De retour à Rome, Aquilas et Priscille continuèrent à accomplir cette très précieuse fonction également dans la capitale de l’Empire. En effet, Paul, écrivant aux Romains, envoie précisément ce salut: « Saluez Prisca et Aquilas, mes coopérateurs dans le Christ Jésus; pour me sauver la vie ils ont risqué leur tête, et je ne suis pas seul à leur devoir de la gratitude: c’est le cas de toutes les Eglises de la gentilité; saluez aussi l’Eglise qui se réunit chez eux » (Rm 16, 3-5). Quel extraordinaire éloge des deux conjoints dans ces paroles! Et c’est l’apôtre Paul lui-même qui le fait. Il reconnaît explicitement en eux deux véritables et importants collaborateurs de son apostolat. La référence au fait d’avoir risqué la vie pour lui est probablement liée à des interventions en sa faveur au cours d’un de ses emprisonnements, peut-être à Ephèse même (cf. Ac 19, 23; 1 Co 15, 32; 2 Co 1, 8-9). Et le fait qu’à sa gratitude, Paul associe même celle de toutes les Eglises des gentils, tout en considérant peut-être l’expression quelque peu excessive, laisse entrevoir combien leur rayon d’action a été vaste, ainsi, en tous cas que leur influence en faveur de l’Evangile.

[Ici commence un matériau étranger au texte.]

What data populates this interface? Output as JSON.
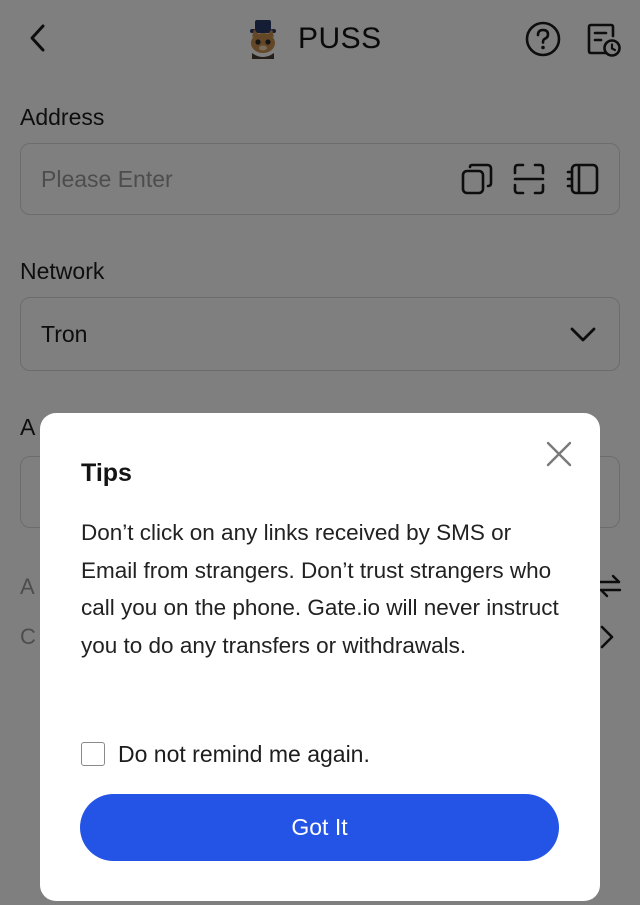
{
  "header": {
    "title": "PUSS",
    "icons": {
      "back": "chevron-left-icon",
      "logo": "puss-token-logo",
      "help": "question-circle-icon",
      "records": "document-clock-icon"
    }
  },
  "form": {
    "address_label": "Address",
    "address_placeholder": "Please Enter",
    "address_icons": [
      "paste-icon",
      "scan-icon",
      "address-book-icon"
    ],
    "network_label": "Network",
    "network_value": "Tron",
    "amount_label_partial": "A",
    "available_partial": "A",
    "contact_partial": "C"
  },
  "modal": {
    "title": "Tips",
    "body": "Don’t click on any links received by SMS or Email from strangers. Don’t trust strangers who call you on the phone. Gate.io will never instruct you to do any transfers or withdrawals.",
    "remind_label": "Do not remind me again.",
    "button_label": "Got It"
  },
  "colors": {
    "primary": "#2354e6",
    "overlay": "rgba(0,0,0,0.5)",
    "text": "#1d1d1d",
    "placeholder": "#9a9a9a"
  }
}
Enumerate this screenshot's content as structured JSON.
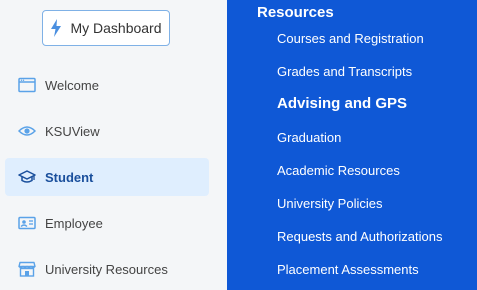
{
  "dashboard_button": {
    "label": "My Dashboard"
  },
  "sidebar": {
    "items": [
      {
        "label": "Welcome",
        "icon": "browser-window-icon"
      },
      {
        "label": "KSUView",
        "icon": "eye-icon"
      },
      {
        "label": "Student",
        "icon": "graduation-cap-icon",
        "active": true
      },
      {
        "label": "Employee",
        "icon": "id-card-icon"
      },
      {
        "label": "University Resources",
        "icon": "storefront-icon"
      }
    ]
  },
  "resources": {
    "title": "Resources",
    "links": [
      "Courses and Registration",
      "Grades and Transcripts",
      "Advising and GPS",
      "Graduation",
      "Academic Resources",
      "University Policies",
      "Requests and Authorizations",
      "Placement Assessments"
    ]
  },
  "colors": {
    "accent": "#0f58d6",
    "icon_blue": "#5aa2e8",
    "active_bg": "#dfeefe",
    "active_text": "#1a4f9c"
  }
}
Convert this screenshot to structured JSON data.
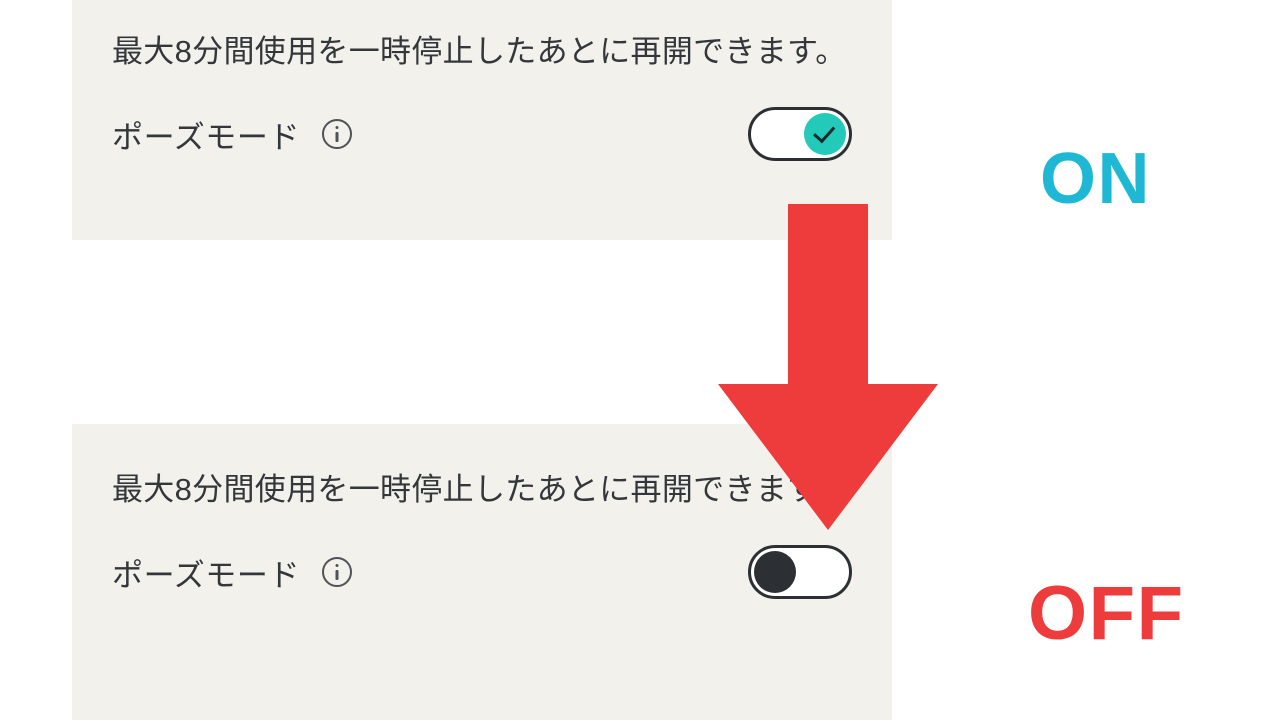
{
  "panels": {
    "top": {
      "description": "最大8分間使用を一時停止したあとに再開できます。",
      "label": "ポーズモード",
      "toggle_state": "on"
    },
    "bottom": {
      "description": "最大8分間使用を一時停止したあとに再開できます。",
      "label": "ポーズモード",
      "toggle_state": "off"
    }
  },
  "annotations": {
    "on": "ON",
    "off": "OFF"
  },
  "colors": {
    "panel_bg": "#f2f1ec",
    "text": "#33373b",
    "toggle_on": "#23c9b9",
    "toggle_off": "#2c2f33",
    "annotation_on": "#1eb8d4",
    "annotation_off_arrow": "#ee3b3b"
  }
}
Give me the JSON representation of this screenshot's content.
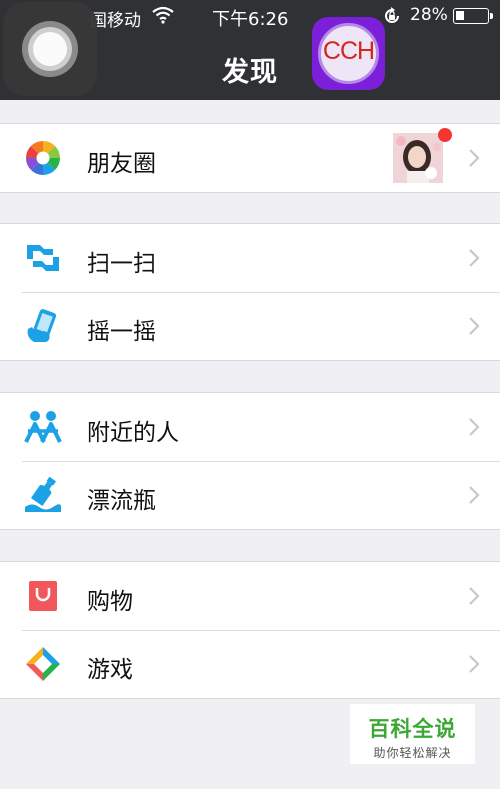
{
  "status_bar": {
    "carrier": "国移动",
    "time": "下午6:26",
    "battery_percent": "28%",
    "battery_level": 0.28
  },
  "nav": {
    "title": "发现"
  },
  "overlays": {
    "assistive_touch": "assistive-touch-icon",
    "app_badge_text": "CCH"
  },
  "moments": {
    "label": "朋友圈",
    "has_unread_dot": true
  },
  "scan": {
    "label": "扫一扫"
  },
  "shake": {
    "label": "摇一摇"
  },
  "nearby": {
    "label": "附近的人"
  },
  "bottle": {
    "label": "漂流瓶"
  },
  "shopping": {
    "label": "购物"
  },
  "games": {
    "label": "游戏"
  },
  "watermark": {
    "title": "百科全说",
    "subtitle": "助你轻松解决"
  },
  "colors": {
    "nav_bg": "#2f3135",
    "page_bg": "#efeff4",
    "accent_blue": "#1aa1e6",
    "badge_red": "#f43530",
    "shopping_red": "#f2575b"
  }
}
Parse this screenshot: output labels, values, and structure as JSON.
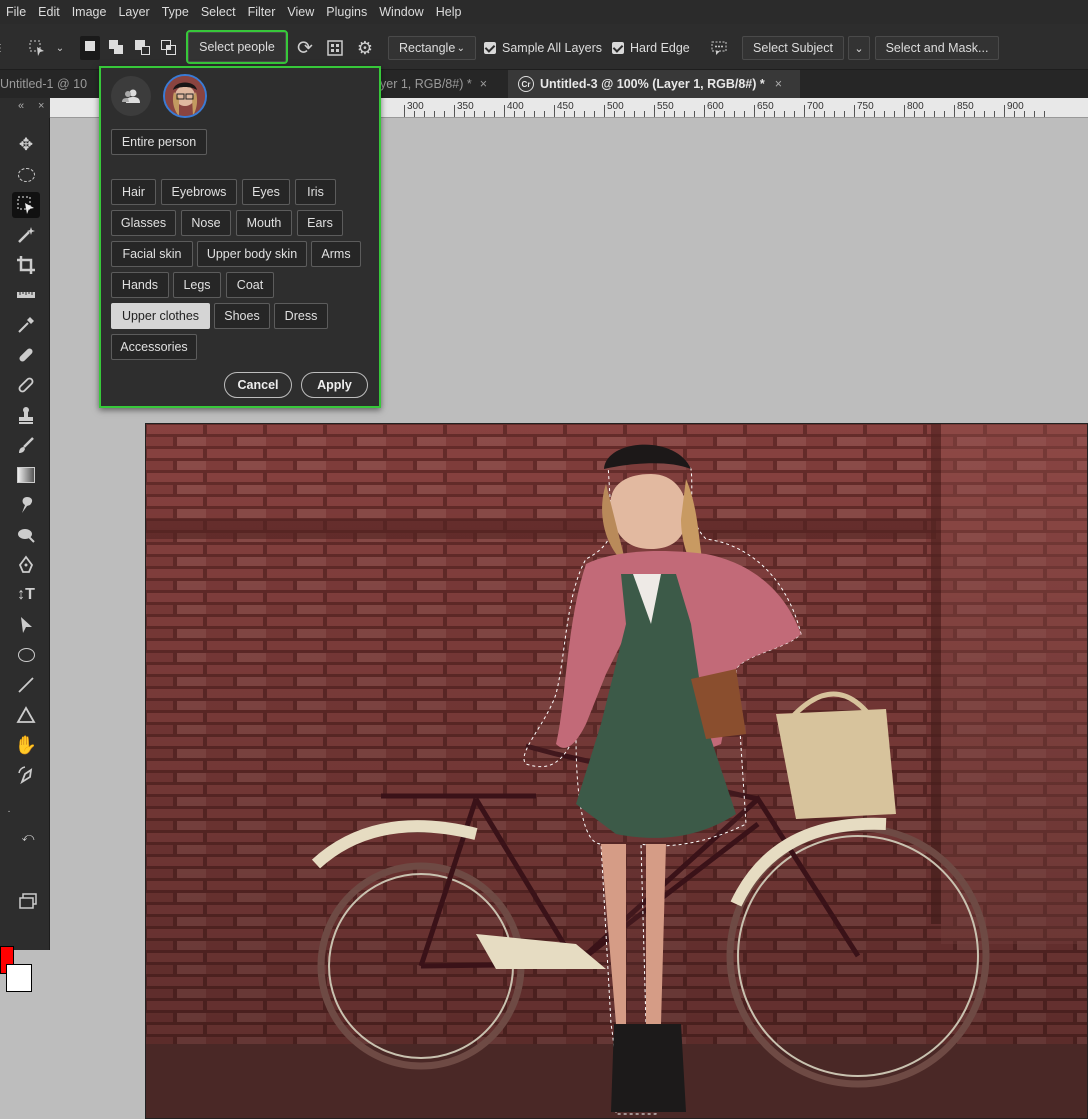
{
  "menu": [
    "File",
    "Edit",
    "Image",
    "Layer",
    "Type",
    "Select",
    "Filter",
    "View",
    "Plugins",
    "Window",
    "Help"
  ],
  "options": {
    "select_people": "Select people",
    "shape_mode": "Rectangle",
    "sample_all_layers": "Sample All Layers",
    "hard_edge": "Hard Edge",
    "select_subject": "Select Subject",
    "select_and_mask": "Select and Mask..."
  },
  "tabs": {
    "tab1": "Untitled-1 @ 10",
    "tab2": "yer 1, RGB/8#) *",
    "tab3": "Untitled-3 @ 100% (Layer 1, RGB/8#) *",
    "close": "×"
  },
  "ruler": [
    "300",
    "350",
    "400",
    "450",
    "500",
    "550",
    "600",
    "650",
    "700",
    "750",
    "800",
    "850",
    "900"
  ],
  "people_panel": {
    "entire_person": "Entire person",
    "parts": [
      [
        "Hair",
        "Eyebrows",
        "Eyes",
        "Iris"
      ],
      [
        "Glasses",
        "Nose",
        "Mouth",
        "Ears"
      ],
      [
        "Facial skin",
        "Upper body skin",
        "Arms"
      ],
      [
        "Hands",
        "Legs",
        "Coat"
      ],
      [
        "Upper clothes",
        "Shoes",
        "Dress"
      ],
      [
        "Accessories"
      ]
    ],
    "selected_part": "Upper clothes",
    "cancel": "Cancel",
    "apply": "Apply"
  },
  "colors": {
    "foreground": "#ff0000",
    "background": "#ffffff",
    "highlight": "#37c83a"
  }
}
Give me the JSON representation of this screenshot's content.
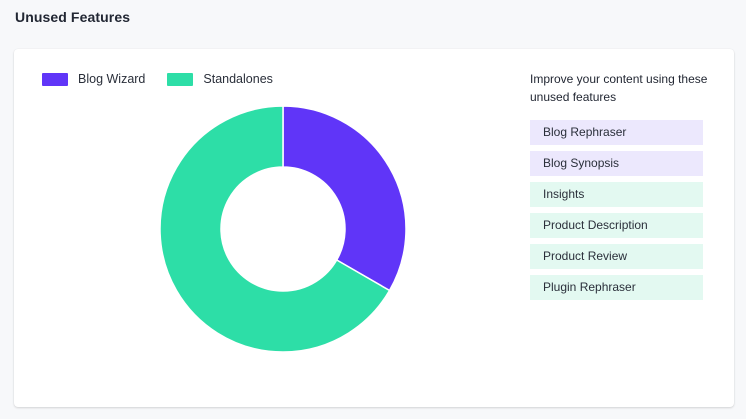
{
  "page": {
    "title": "Unused Features"
  },
  "colors": {
    "blog_wizard": "#6035f8",
    "standalones": "#2ddea7",
    "blog_item_bg": "#ece8fd",
    "standalone_item_bg": "#e3f9f1"
  },
  "chart_data": {
    "type": "pie",
    "categories": [
      "Blog Wizard",
      "Standalones"
    ],
    "values": [
      2,
      4
    ],
    "legend_position": "top-left"
  },
  "sidebar": {
    "heading": "Improve your content using these unused features",
    "items": [
      {
        "label": "Blog Rephraser",
        "group": "Blog Wizard"
      },
      {
        "label": "Blog Synopsis",
        "group": "Blog Wizard"
      },
      {
        "label": "Insights",
        "group": "Standalones"
      },
      {
        "label": "Product Description",
        "group": "Standalones"
      },
      {
        "label": "Product Review",
        "group": "Standalones"
      },
      {
        "label": "Plugin Rephraser",
        "group": "Standalones"
      }
    ]
  }
}
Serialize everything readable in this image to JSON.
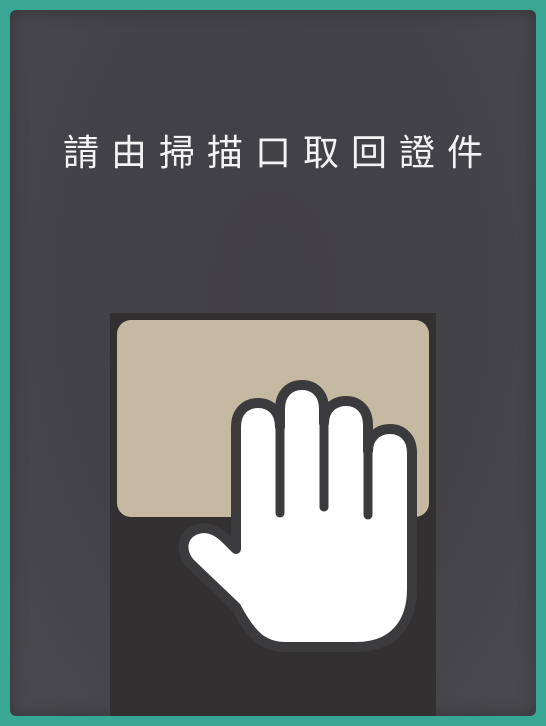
{
  "instruction": {
    "text": "請由掃描口取回證件"
  },
  "colors": {
    "frame": "#3aa795",
    "screen_background": "#434246",
    "scanner_body": "#323031",
    "scan_window": "#c5b9a2",
    "hand_fill": "#ffffff",
    "hand_outline": "#3b3a3d"
  },
  "icons": {
    "hand": "hand-icon"
  }
}
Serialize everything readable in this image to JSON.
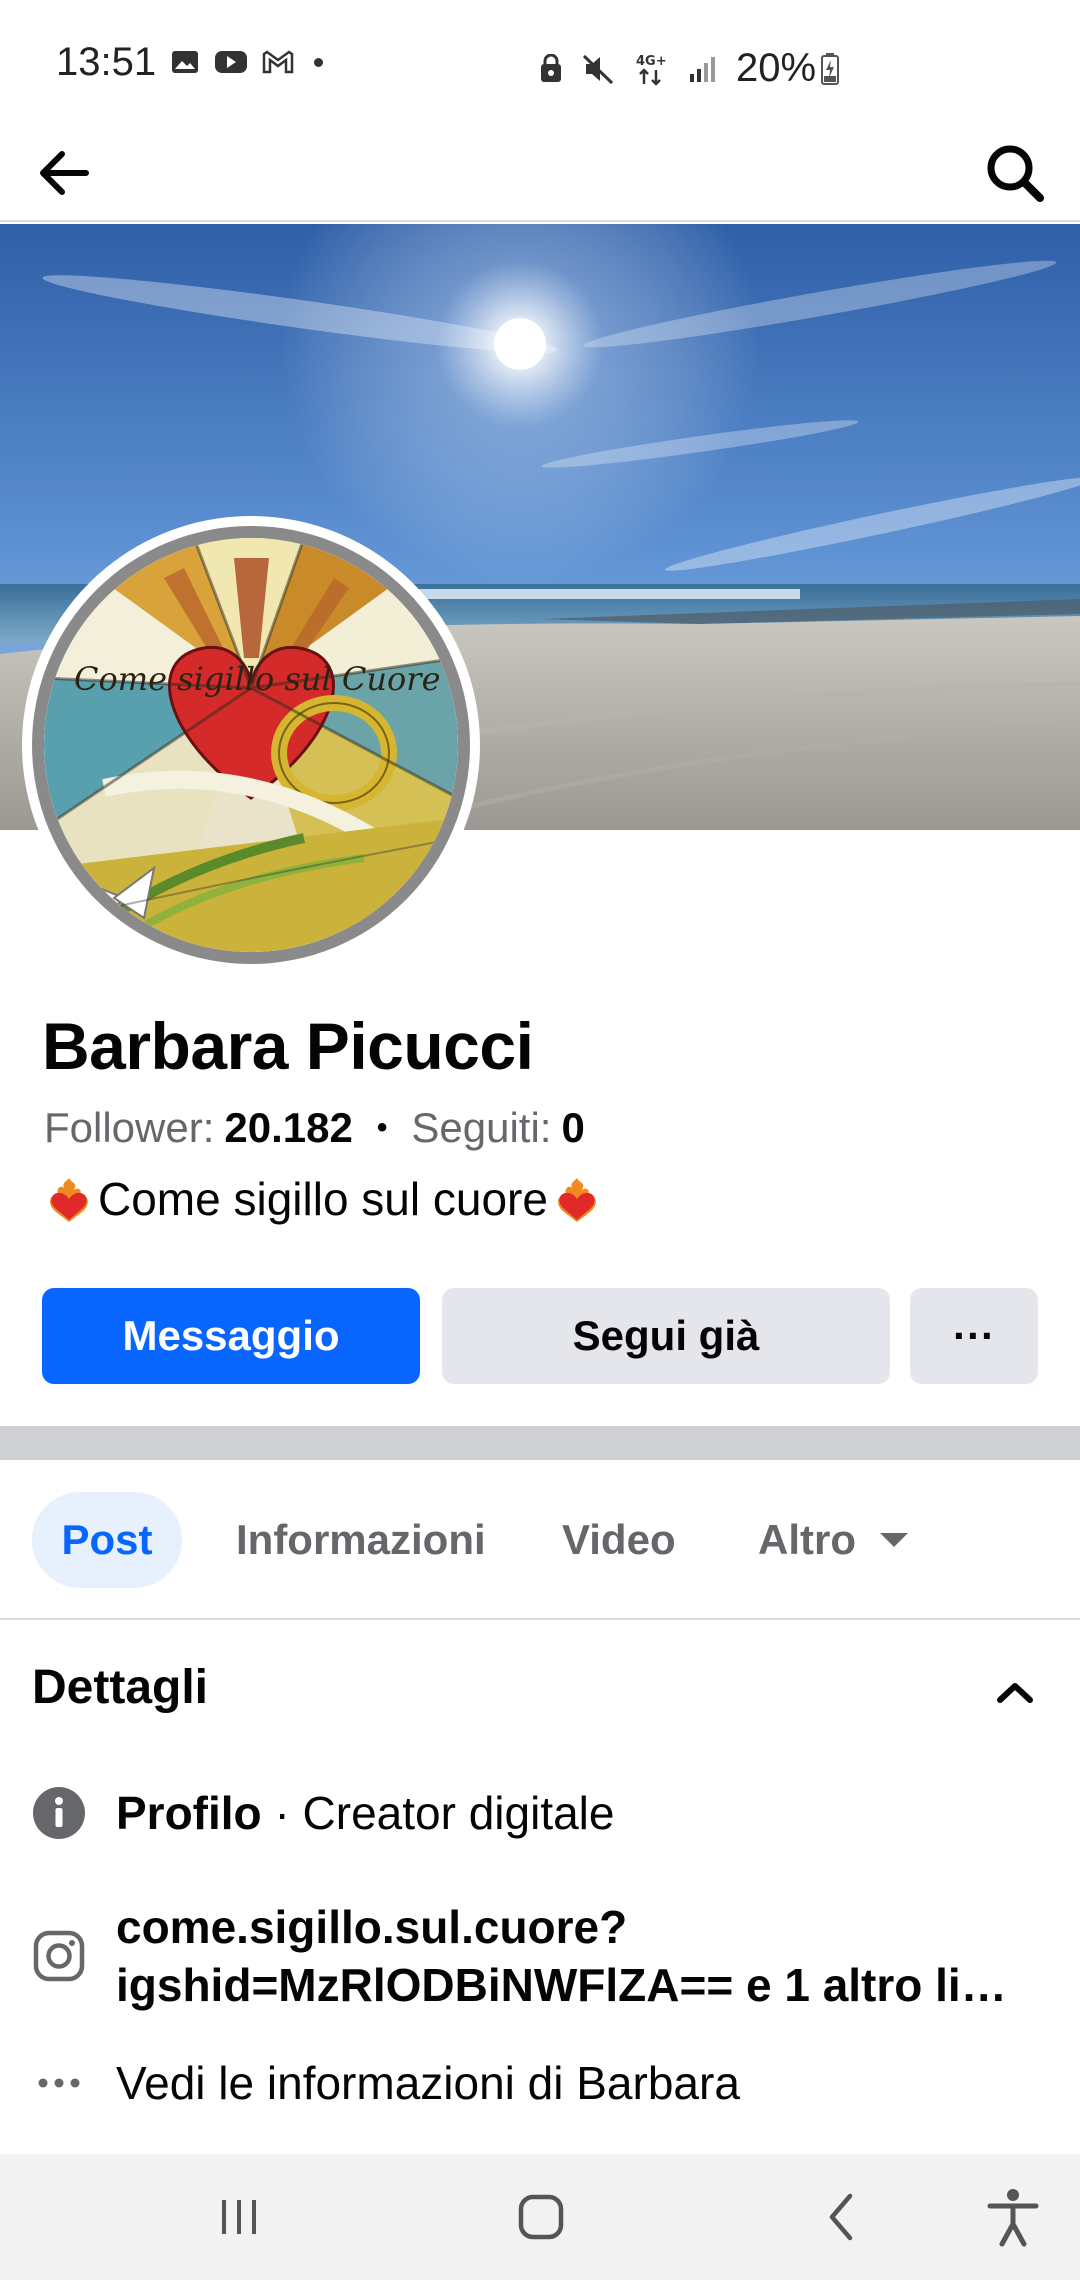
{
  "status_bar": {
    "time": "13:51",
    "battery": "20%",
    "left_icons": [
      "gallery-icon",
      "youtube-icon",
      "gmail-icon"
    ],
    "right_icons": [
      "lock-icon",
      "mute-icon",
      "4g-icon",
      "signal-icon",
      "battery-icon"
    ]
  },
  "profile": {
    "name": "Barbara Picucci",
    "followers_label": "Follower:",
    "followers_count": "20.182",
    "following_label": "Seguiti:",
    "following_count": "0",
    "bio": "Come sigillo sul cuore",
    "avatar_text": "Come sigillo sul Cuore"
  },
  "actions": {
    "message": "Messaggio",
    "follow": "Segui già",
    "more": "···"
  },
  "tabs": [
    {
      "label": "Post",
      "active": true
    },
    {
      "label": "Informazioni"
    },
    {
      "label": "Video"
    },
    {
      "label": "Altro"
    }
  ],
  "details": {
    "title": "Dettagli",
    "profile_label": "Profilo",
    "profile_role": " · Creator digitale",
    "instagram_line1": "come.sigillo.sul.cuore?",
    "instagram_line2": "igshid=MzRlODBiNWFlZA== e 1 altro li…",
    "see_more": "Vedi le informazioni di Barbara"
  },
  "colors": {
    "primary": "#0866ff",
    "secondary_button": "#e4e6eb",
    "tab_active_bg": "#e7f0fd"
  }
}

La tradition hagiographique postérieure a conféré une importance particulière à Priscille, même s’il reste le problème de son identification avec une autre Priscille martyre. Dans tous les cas, ici, à Rome, nous avons aussi bien une église consacrée à Sainte Prisca sur l’Aventin que les catacombes de Priscille sur la Via Salaria. De cette façon se perpétue la mémoire d’une femme, qui a été certainement une personne active et d’une grande valeur dans l’histoire du christianisme romain. Une chose est certaine: à la gratitude de ces premières Eglises, dont parle saint Paul, doit s’unir la nôtre, car c’est grâce à la foi et à l’engagement apostolique de fidèles laïcs, de familles, d’époux comme Priscille et Aquilas, que le christianisme est parvenu à notre génération. Il ne pouvait pas croître uniquement grâce aux Apôtres qui l’annonçaient. Pour s’enraciner dans la terre du peuple, pour se développer de façon vivante, était nécessaire l’engagement de ces familles, de ces époux, de ces communautés chrétiennes, et de fidèles laïcs qui ont offert l’ »humus » à la croissance de la foi. Et c’est toujours et seulement ainsi que croît l’Eglise. En particulier, ce couple démontre combien l’action des époux chrétiens est importante. Lors-qu’ils sont soutenus par la foi et par une forte spiritualité, leur engagement courageux pour l’Eglise et dans l’Eglise devient naturel. Leur vie commune quotidienne se prolonge et en quelque sorte s’élève en assumant une responsabilité commune en faveur du Corps mystique du Christ, ne fût-ce qu’une petite partie de celui-ci. Il en était ainsi dans la première génération et il en sera souvent ainsi.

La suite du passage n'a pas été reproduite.